Artık gelée'ün Fransızca içindeki anlamı hakkında daha fazla bilgi sahibi olduğunuza göre, seçilen örnekler aracılığıyla bunların nasıl kullanılacağını ve nasıl yapılacağını öğrenebilirsiniz. onları okuyun. Ve önerdiğimiz ilgili kelimeleri öğrenmeyi unutmayın. Web sitemiz sürekli olarak yeni kelimeler ve yeni örneklerle güncellenmektedir, böylece bilmediğiniz diğer kelimelerin anlamlarını Fransızca içinde arayabilirsiniz.

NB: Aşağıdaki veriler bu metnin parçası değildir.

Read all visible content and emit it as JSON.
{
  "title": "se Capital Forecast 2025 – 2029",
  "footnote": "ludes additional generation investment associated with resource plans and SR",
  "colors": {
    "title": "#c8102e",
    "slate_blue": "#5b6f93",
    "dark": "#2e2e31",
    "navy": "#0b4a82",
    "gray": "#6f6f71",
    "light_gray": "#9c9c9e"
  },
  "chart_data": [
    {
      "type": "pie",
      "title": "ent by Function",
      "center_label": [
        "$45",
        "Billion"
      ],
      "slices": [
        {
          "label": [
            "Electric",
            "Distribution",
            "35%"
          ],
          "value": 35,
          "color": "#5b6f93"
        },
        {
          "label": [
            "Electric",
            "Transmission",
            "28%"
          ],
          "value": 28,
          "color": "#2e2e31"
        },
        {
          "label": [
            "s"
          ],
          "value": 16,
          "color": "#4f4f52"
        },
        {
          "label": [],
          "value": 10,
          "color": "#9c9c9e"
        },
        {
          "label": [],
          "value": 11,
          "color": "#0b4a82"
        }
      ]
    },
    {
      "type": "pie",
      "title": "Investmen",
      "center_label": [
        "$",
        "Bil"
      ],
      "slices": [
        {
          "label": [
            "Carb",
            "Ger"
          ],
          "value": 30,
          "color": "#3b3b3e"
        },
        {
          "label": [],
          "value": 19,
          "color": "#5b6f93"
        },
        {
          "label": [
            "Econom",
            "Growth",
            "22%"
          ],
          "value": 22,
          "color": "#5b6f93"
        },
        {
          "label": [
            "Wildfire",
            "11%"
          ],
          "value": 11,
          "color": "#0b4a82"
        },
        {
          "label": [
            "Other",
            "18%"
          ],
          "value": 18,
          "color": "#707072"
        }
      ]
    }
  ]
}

Fransızca hakkında bilginiz var mı

Fransızca (le français) bir Roman dilidir. İtalyanca, Portekizce ve İspanyolca gibi, bir zamanlar Roma İmparatorluğu'nda kullanılan popüler Latince'den gelir. Fransızca konuşan bir kişi veya ülke "Francophone" olarak adlandırılabilir. Fransızca 29 ülkede resmi dildir. Fransızca, Avrupa Birliği'nde en çok konuşulan dördüncü ana dildir. Fransızca, İngilizce ve Almanca'dan sonra AB'de üçüncü sırada yer alır ve İngilizce'den sonra en yaygın olarak öğretilen ikinci dildir. Dünyanın Fransızca konuşan nüfusunun çoğunluğu, birinci veya ikinci dil olarak Fransızca konuşabilen 34 ülke ve bölgeden yaklaşık 141 milyon Afrikalı ile Afrika'da yaşıyor. Fransızca, Kanada'da İngilizce'den sonra en çok konuşulan ikinci dildir ve her ikisi de federal düzeyde resmi dildir. 9,5 milyon kişinin veya %29'unun birinci dili ve 2,07 milyon kişinin veya tüm Kanada nüfusunun %6'sının ikinci dilidir. Diğer kıtaların aksine, Fransızcanın Asya'da popülaritesi yoktur. Şu anda, Asya'daki hiçbir ülke Fransızca'yı resmi dil olarak tanımıyor.